What constitutes historical truth is often subject to change. Through ingenious detection, the accepted wisdom of one generation may become the discredited legend of another—or vice versa. In this wide- ranging study of historical investigation, former detective Joe Nickell allows the reader to look over his shoulder as he demonstrates the use of varied techniques in solving some of the world's most perplexing mysteries. All the major categories of historical mystery are here—ancient riddles, biographical enigmas, hidden identity, "fakelore," questioned artifacts, suspect documents, lost texts, obscured sources, and scientific challenges. Each is then illustrated by a complete case from the author's own files. Nickell's investigation of the giant Nazca drawings in Peru, for example—thought by some to provide proof of ancient extraterrestrial visitations—uses innovative techniques to reveal a very different origin.
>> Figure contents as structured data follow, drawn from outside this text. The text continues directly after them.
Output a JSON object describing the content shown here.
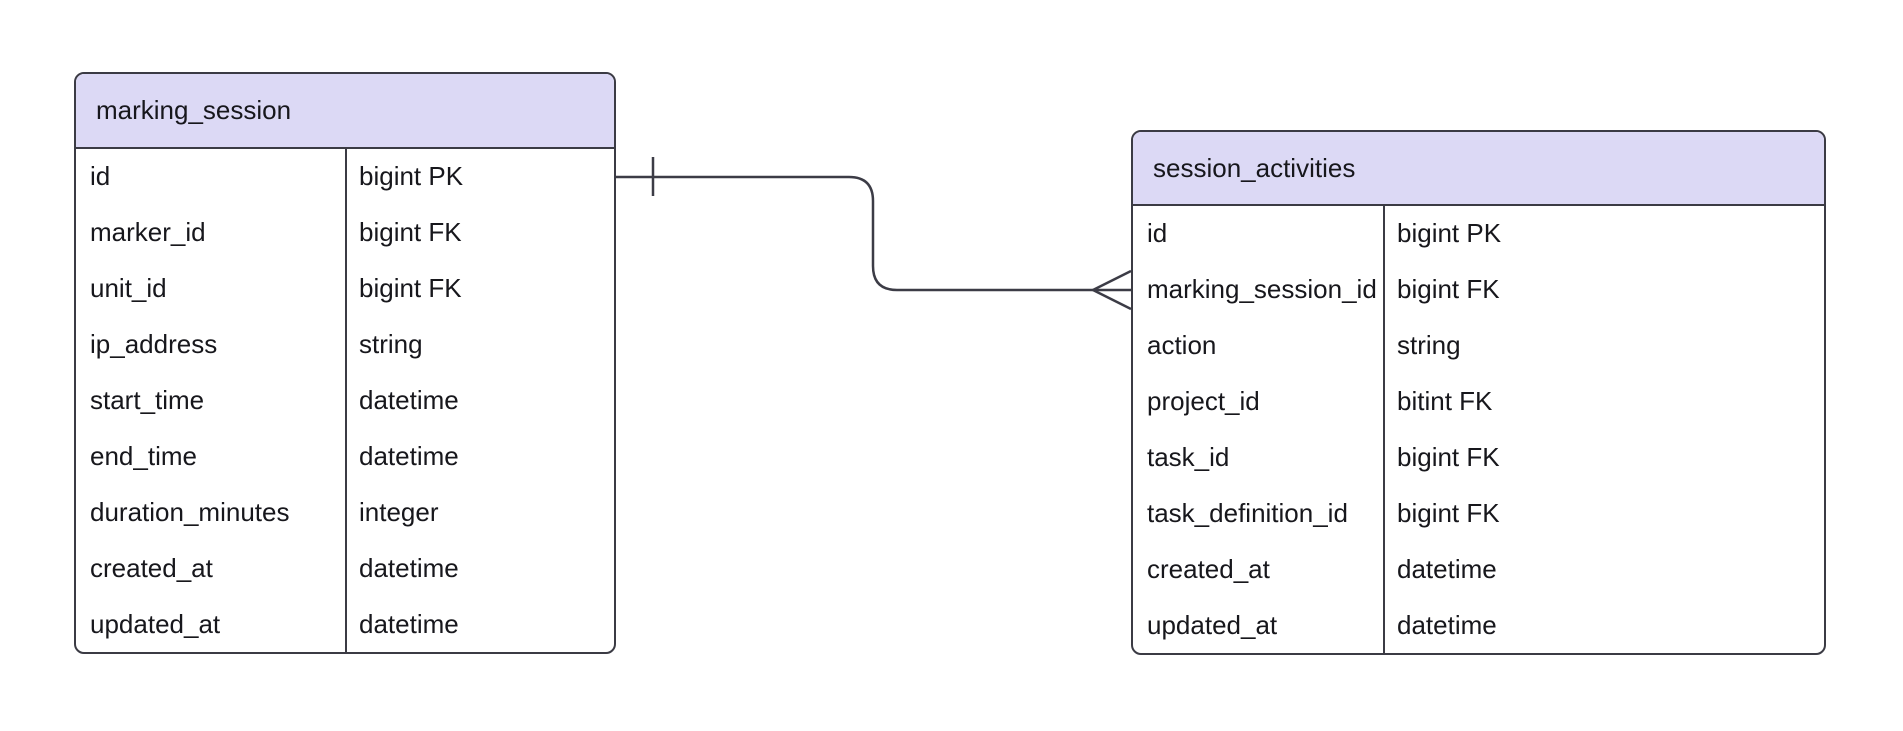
{
  "diagram": {
    "background_color": "#ffffff",
    "header_fill_color": "#dcd9f5",
    "border_color": "#3b3b44",
    "line_color": "#3c3c46",
    "text_color": "#17171c",
    "tables": [
      {
        "name": "marking_session",
        "rows": [
          {
            "name": "id",
            "type": "bigint PK"
          },
          {
            "name": "marker_id",
            "type": "bigint FK"
          },
          {
            "name": "unit_id",
            "type": "bigint FK"
          },
          {
            "name": "ip_address",
            "type": "string"
          },
          {
            "name": "start_time",
            "type": "datetime"
          },
          {
            "name": "end_time",
            "type": "datetime"
          },
          {
            "name": "duration_minutes",
            "type": "integer"
          },
          {
            "name": "created_at",
            "type": "datetime"
          },
          {
            "name": "updated_at",
            "type": "datetime"
          }
        ]
      },
      {
        "name": "session_activities",
        "rows": [
          {
            "name": "id",
            "type": "bigint PK"
          },
          {
            "name": "marking_session_id",
            "type": "bigint FK"
          },
          {
            "name": "action",
            "type": "string"
          },
          {
            "name": "project_id",
            "type": "bitint FK"
          },
          {
            "name": "task_id",
            "type": "bigint FK"
          },
          {
            "name": "task_definition_id",
            "type": "bigint FK"
          },
          {
            "name": "created_at",
            "type": "datetime"
          },
          {
            "name": "updated_at",
            "type": "datetime"
          }
        ]
      }
    ],
    "relationship": {
      "from_table": "marking_session",
      "from_column": "id",
      "to_table": "session_activities",
      "to_column": "marking_session_id",
      "cardinality": "one-to-many"
    }
  }
}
Other cases concern the 1913 disappearance of writer and journalist Ambrose Bierce, the authenticity of the Shroud of Turin, the truth about the identity of John Demjanjuk ("Ivan the Terrible" to Polish death camp victims), the fate of a lost colonial American text, the authenticity of Abraham Lincoln's celebrated Bixby letter, and the apparent real-life model for a mysterious character in a novel by Nathaniel Hawthorne. In reaching his solutions, Nickell demonstrates a wide variety of investigative techniques—chemical and instrumental analyses, physical experimentation, a "psychological autopsy," forensic identification, archival research, linguistic analysis, folklore study, and many others. His highly readable book will intrigue the scholar and the history buff no less than the mystery lover.